Another way of saying this is that it’s all about who is in your Rolodex. A CRM is just a modern day Rolodex with the ability to store a lot more information about a contact — including information about conversations that are ongoing, the progress of the relationship – how close you are to closing the deal, and how much you expect that deal will be worth to you.
What do CRMs do at the most basic level?
In my research I have found that every single CRM does all of the same basic things. They all let you track the same information about a person – all contact info, company info, conversations, and deals. With one single exception. In order to track the conversations, you must write up your own notes or copy and paste information from e-mails and messages into the CRM to keep track. With all of the different social platforms this can be a tedious process. I know that I have some contacts with whom I communicate on every major social network — Facebook, LinkedIn, Twitter — and then of course there are the messages we send in good old fashioned email.
Using tags to group contacts
A key feature of the best CRMs is the ability to “tag” people and companies. This is an especially useful way of grouping contacts. For example let’s say you have many contacts from a big company like Intuit? A fortune 500 company like this has many divisions and locations. In the basic infrastructure of a CRM, you get to assign a contact to one company and there is really no way to add “sub-companies.”. This is where “tags” can come in really handy. Use tags to describe the divisions within a company like “Intuit-Mountainview.”
What if there was a CRM that did all of the heavy lifting for you?
Remember how I described above that in most CRMs you have to track down your messages with people everywhere that you communicate with them and manually feed that information into your CRM? This is where Nimble can really save you a lot of trouble. It allows you to connect your email client along with all of your major social networks — LinkedIn, Twitter, and Facebook — so that all of the correspondence you have with all of your contacts on all of these sites is right there.
Does your CRM help you identify opportunities?
Nimble does! By connecting all of my social networks together it is very easy for me to see what is going on with any or all of my contacts. I can see exactly what people are talking about across all networks. This gives me the information I need to cultivate and nurture the relationships.
Why do financial professionals such as me like Nimble?
Simply put, most of us financial professionals are passionate about being organized and efficient — and required by law to be that way, in fact! Nimble helps me improve in both areas and the fact that it is cloud based makes it that much easier to collaborate and stay organized across my whole organization.

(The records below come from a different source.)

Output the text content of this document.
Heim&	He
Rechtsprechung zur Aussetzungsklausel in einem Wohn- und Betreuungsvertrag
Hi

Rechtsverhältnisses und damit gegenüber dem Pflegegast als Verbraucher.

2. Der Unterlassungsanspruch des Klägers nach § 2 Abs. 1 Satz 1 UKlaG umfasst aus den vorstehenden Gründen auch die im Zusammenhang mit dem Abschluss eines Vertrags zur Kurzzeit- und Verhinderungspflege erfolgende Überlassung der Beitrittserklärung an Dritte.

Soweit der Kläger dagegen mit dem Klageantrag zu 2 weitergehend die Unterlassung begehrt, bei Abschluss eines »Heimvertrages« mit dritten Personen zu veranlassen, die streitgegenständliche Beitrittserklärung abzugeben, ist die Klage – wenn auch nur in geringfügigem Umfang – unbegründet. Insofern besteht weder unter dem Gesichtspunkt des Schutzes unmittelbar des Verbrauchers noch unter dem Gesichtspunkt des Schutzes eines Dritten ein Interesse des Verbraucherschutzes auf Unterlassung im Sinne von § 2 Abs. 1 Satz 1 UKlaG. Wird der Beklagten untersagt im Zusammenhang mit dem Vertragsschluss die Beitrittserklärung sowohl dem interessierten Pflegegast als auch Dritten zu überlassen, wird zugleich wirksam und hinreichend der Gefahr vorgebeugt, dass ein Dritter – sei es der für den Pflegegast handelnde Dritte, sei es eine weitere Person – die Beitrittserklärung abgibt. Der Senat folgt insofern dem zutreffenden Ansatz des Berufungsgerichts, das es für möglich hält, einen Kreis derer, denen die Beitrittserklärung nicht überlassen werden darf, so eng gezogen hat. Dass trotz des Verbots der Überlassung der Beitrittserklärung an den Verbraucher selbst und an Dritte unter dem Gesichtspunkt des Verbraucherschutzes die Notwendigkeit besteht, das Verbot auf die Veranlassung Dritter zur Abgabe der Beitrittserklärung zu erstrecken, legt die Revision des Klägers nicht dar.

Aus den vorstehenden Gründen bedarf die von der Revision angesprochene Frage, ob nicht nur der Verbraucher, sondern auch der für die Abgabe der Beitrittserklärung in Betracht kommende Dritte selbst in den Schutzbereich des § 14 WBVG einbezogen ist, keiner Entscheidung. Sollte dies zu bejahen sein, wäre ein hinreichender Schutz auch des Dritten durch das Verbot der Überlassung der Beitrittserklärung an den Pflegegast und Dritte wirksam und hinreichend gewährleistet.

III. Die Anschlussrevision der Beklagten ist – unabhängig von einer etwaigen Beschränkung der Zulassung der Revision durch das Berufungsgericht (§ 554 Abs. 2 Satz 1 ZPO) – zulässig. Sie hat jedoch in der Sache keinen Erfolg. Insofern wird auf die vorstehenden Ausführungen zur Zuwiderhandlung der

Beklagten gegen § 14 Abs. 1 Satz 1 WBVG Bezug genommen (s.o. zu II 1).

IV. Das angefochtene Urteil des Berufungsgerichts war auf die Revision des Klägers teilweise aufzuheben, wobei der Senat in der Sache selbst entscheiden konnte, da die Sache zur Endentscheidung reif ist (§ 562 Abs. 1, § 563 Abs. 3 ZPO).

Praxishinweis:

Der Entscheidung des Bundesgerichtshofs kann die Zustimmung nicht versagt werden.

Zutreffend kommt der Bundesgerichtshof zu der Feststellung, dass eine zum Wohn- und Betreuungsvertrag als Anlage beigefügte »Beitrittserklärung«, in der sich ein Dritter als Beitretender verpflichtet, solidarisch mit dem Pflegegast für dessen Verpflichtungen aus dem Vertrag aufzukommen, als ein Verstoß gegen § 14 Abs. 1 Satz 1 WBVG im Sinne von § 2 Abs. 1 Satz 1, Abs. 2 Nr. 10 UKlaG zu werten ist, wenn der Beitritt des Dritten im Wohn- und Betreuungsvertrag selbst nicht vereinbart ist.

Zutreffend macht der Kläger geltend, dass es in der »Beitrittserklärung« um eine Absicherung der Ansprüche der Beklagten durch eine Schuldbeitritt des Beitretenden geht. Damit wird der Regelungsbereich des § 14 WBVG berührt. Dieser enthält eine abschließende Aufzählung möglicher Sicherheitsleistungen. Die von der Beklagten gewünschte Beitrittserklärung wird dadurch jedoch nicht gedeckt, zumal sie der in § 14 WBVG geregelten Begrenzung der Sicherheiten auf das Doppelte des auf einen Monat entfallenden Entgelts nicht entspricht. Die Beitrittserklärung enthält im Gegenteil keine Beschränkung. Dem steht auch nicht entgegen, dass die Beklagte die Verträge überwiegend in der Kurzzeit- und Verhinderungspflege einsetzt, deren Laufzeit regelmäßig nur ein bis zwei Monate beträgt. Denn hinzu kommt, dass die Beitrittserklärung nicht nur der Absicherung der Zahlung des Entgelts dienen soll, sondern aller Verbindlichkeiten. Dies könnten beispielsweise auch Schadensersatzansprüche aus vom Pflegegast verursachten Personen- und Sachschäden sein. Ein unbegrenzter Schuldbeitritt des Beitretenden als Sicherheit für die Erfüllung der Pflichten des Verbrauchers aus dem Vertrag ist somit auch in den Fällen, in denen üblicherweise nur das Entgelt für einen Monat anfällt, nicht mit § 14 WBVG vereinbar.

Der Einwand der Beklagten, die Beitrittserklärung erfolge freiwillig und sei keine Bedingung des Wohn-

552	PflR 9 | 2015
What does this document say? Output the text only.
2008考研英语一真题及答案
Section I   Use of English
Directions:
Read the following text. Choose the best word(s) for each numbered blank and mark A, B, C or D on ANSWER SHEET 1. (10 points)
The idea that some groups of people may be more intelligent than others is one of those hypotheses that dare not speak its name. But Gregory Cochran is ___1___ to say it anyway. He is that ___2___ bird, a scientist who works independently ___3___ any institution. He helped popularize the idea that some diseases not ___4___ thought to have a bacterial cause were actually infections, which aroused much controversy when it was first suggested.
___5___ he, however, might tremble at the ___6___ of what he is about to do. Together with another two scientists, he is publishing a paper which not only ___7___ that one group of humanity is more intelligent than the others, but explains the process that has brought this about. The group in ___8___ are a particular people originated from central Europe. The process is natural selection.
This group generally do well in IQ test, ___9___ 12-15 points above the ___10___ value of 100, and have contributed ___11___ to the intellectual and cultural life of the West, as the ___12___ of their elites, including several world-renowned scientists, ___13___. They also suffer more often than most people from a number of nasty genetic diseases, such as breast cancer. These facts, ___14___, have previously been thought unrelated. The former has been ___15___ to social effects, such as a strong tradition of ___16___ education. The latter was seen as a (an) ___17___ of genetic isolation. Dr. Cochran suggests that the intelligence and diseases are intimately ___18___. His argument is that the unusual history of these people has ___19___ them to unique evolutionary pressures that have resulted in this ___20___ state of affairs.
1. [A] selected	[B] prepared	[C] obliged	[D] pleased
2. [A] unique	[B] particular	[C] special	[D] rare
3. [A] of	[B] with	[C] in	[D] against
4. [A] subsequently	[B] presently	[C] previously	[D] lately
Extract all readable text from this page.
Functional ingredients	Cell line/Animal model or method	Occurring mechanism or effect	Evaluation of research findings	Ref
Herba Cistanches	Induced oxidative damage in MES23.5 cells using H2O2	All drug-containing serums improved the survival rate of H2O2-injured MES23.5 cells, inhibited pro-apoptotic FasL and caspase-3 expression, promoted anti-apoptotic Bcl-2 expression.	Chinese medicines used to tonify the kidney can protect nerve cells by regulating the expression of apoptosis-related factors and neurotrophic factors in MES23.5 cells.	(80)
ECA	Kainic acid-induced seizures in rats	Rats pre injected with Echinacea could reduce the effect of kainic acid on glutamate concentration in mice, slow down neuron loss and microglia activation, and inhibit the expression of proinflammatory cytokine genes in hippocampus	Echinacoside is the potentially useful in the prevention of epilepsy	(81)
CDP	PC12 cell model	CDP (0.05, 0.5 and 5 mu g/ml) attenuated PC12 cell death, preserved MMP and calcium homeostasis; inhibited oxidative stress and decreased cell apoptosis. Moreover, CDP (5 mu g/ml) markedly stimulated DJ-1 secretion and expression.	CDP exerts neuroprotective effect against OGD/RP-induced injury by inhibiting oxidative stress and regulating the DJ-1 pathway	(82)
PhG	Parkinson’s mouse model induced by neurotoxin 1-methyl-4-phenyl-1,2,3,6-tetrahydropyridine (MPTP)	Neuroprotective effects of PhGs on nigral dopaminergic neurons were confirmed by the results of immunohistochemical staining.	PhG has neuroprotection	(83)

When I add it all up, the fact that I can assign contacts to a deal or a company and see all of my correspondence with those people across all networks makes it so easy for me to keep track of what is going on. In fact I just learned that a prospect of mine will be at a particular meetup in a couple of weeks. I can see this right on Nimble and now I can look into arranging to be there myself and then while in Nimble I can send a message to him through any social network and let him know I would like to meet him there to discuss business.